Conversion as we understand it (a period of formal learning, circumcision for males and immersion in a mikveh after having been assessed by a rabbinic court) is a rabbinic, rather than Biblical, invention.
We must acknowledge a discussion of Jewish identity and status is likely to be anachronistic.
Even ‘Judaism’ is problematic in a Biblical context because in the world views of ancient cultures, one’s God was tied to tribe and territory.
Biblical narratives of non-Israelites becoming Israelites challenge that. Abraham and Sarah are the first converts. Their designation as ‘Ivrim’ is not incidental: they were the first boundary-crossers; not just of the Euphrates river, but spiritually as well. The Torah tells us they ‘made souls in Charan’ (Gen. 12:5).
In the Exodus from Egypt, we learn an ‘erev rav’, a mixed multitude of Egyptians, joined the Israelites in significant numbers – one in five! (Ex. 12:38). No fewer than 36 times does the Torah caution us to love the ‘ger’, the stranger – a word meaning immigrant and convert.

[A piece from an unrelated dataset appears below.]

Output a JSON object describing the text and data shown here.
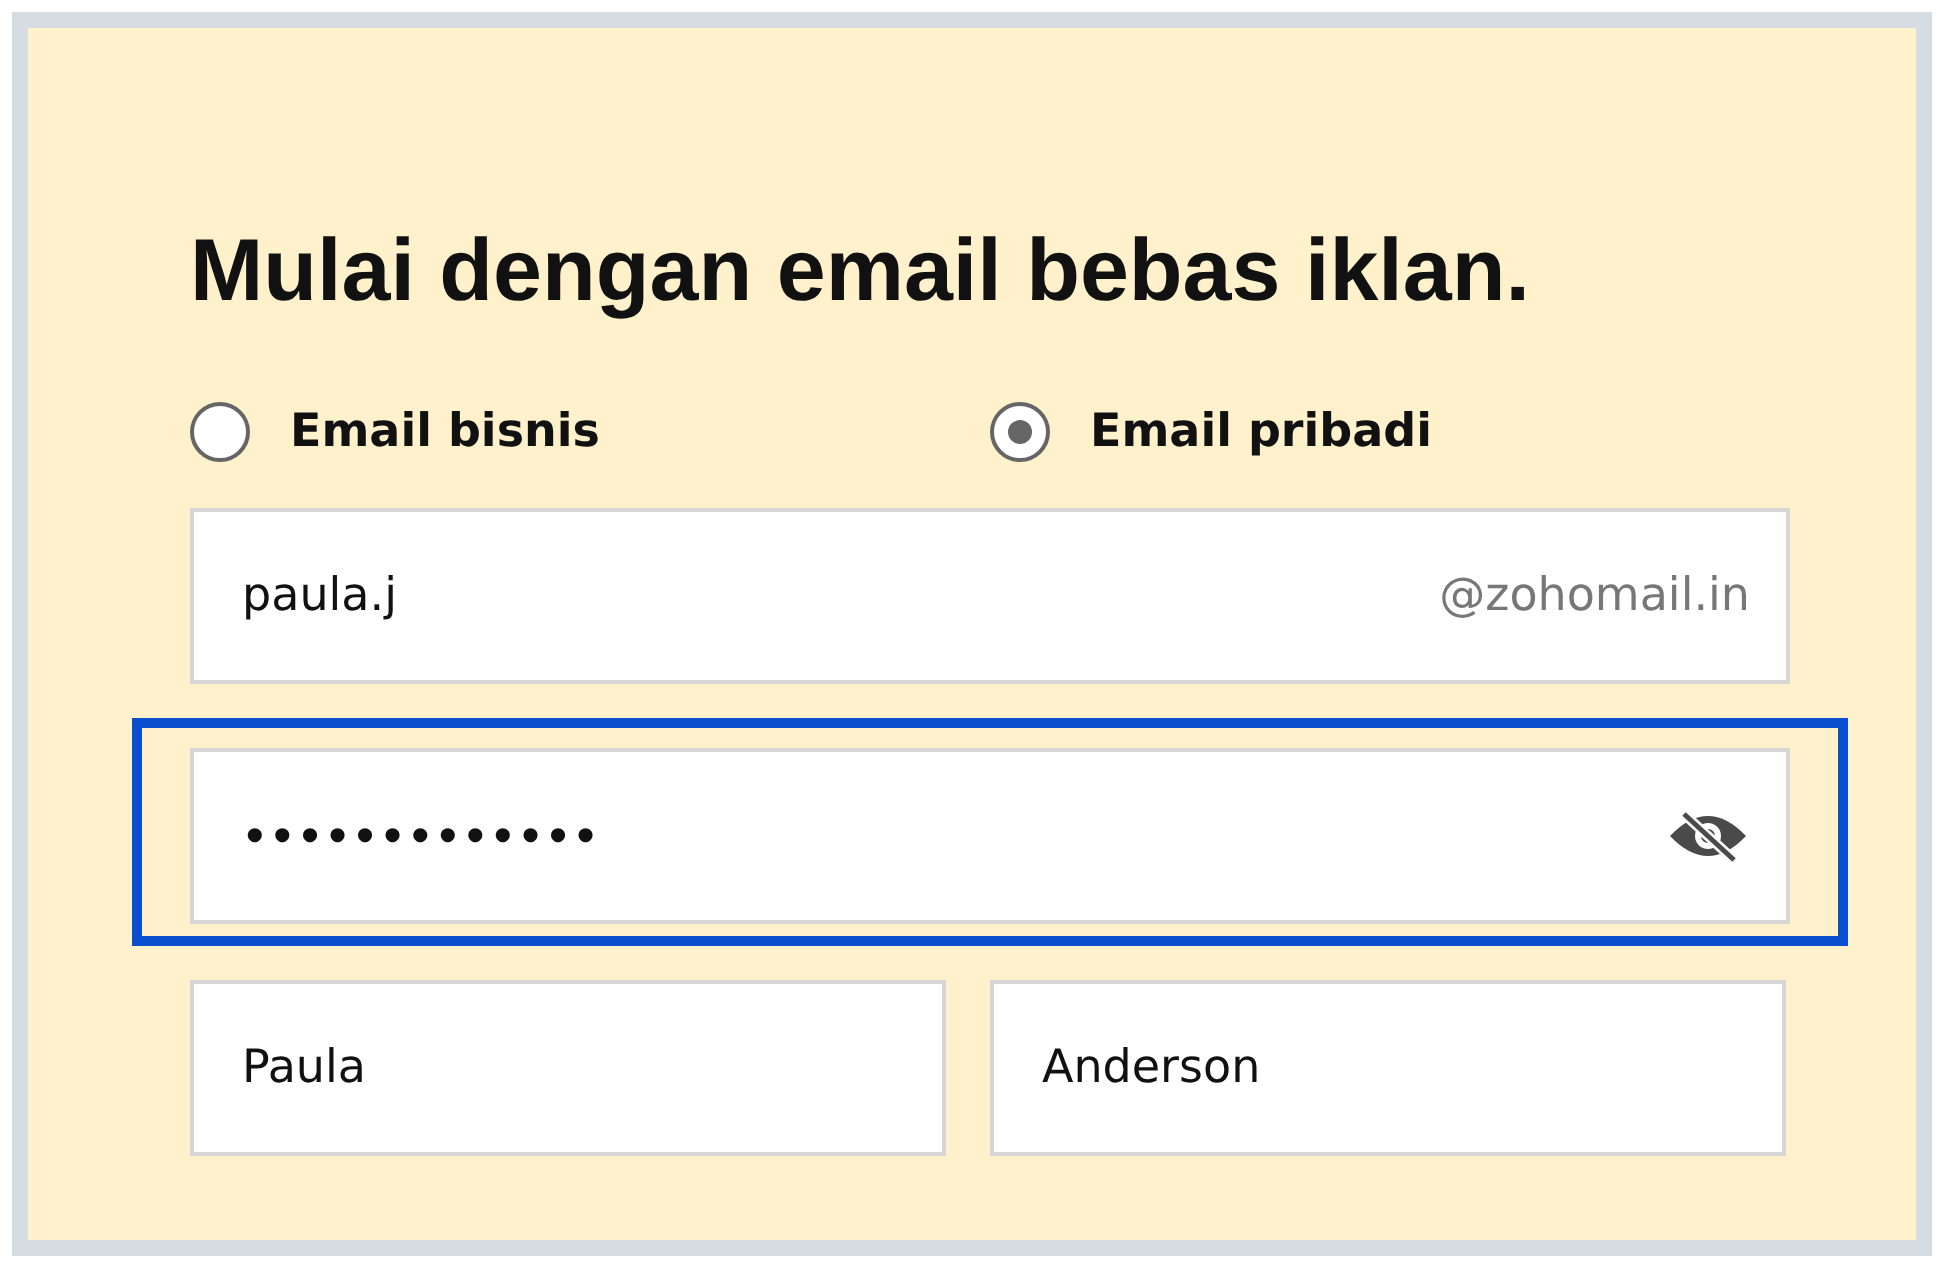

The post-exilic Prophetic literature makes a quantum leap into a universalist narrative. Amos and Isaiah affirm the openness of the covenant with the God of Israel. Ruth the Moabite, from a despised community, pledges ‘your people will be my people, your God my God’ (Ruth 1:16) and Jonah is sent on a mission to extend God’s mercy to the nations of the world by example of Nineveh, arch-enemy of the Jews.
Maybe the Bible doesn’t give us rules on what conversion is supposed to look like, but it does give us an ethos of welcoming. Questions of conversion dance between the universalist and the particular.
What the Bible is clear on is that we are to love, cherish and celebrate those who strengthen our ranks.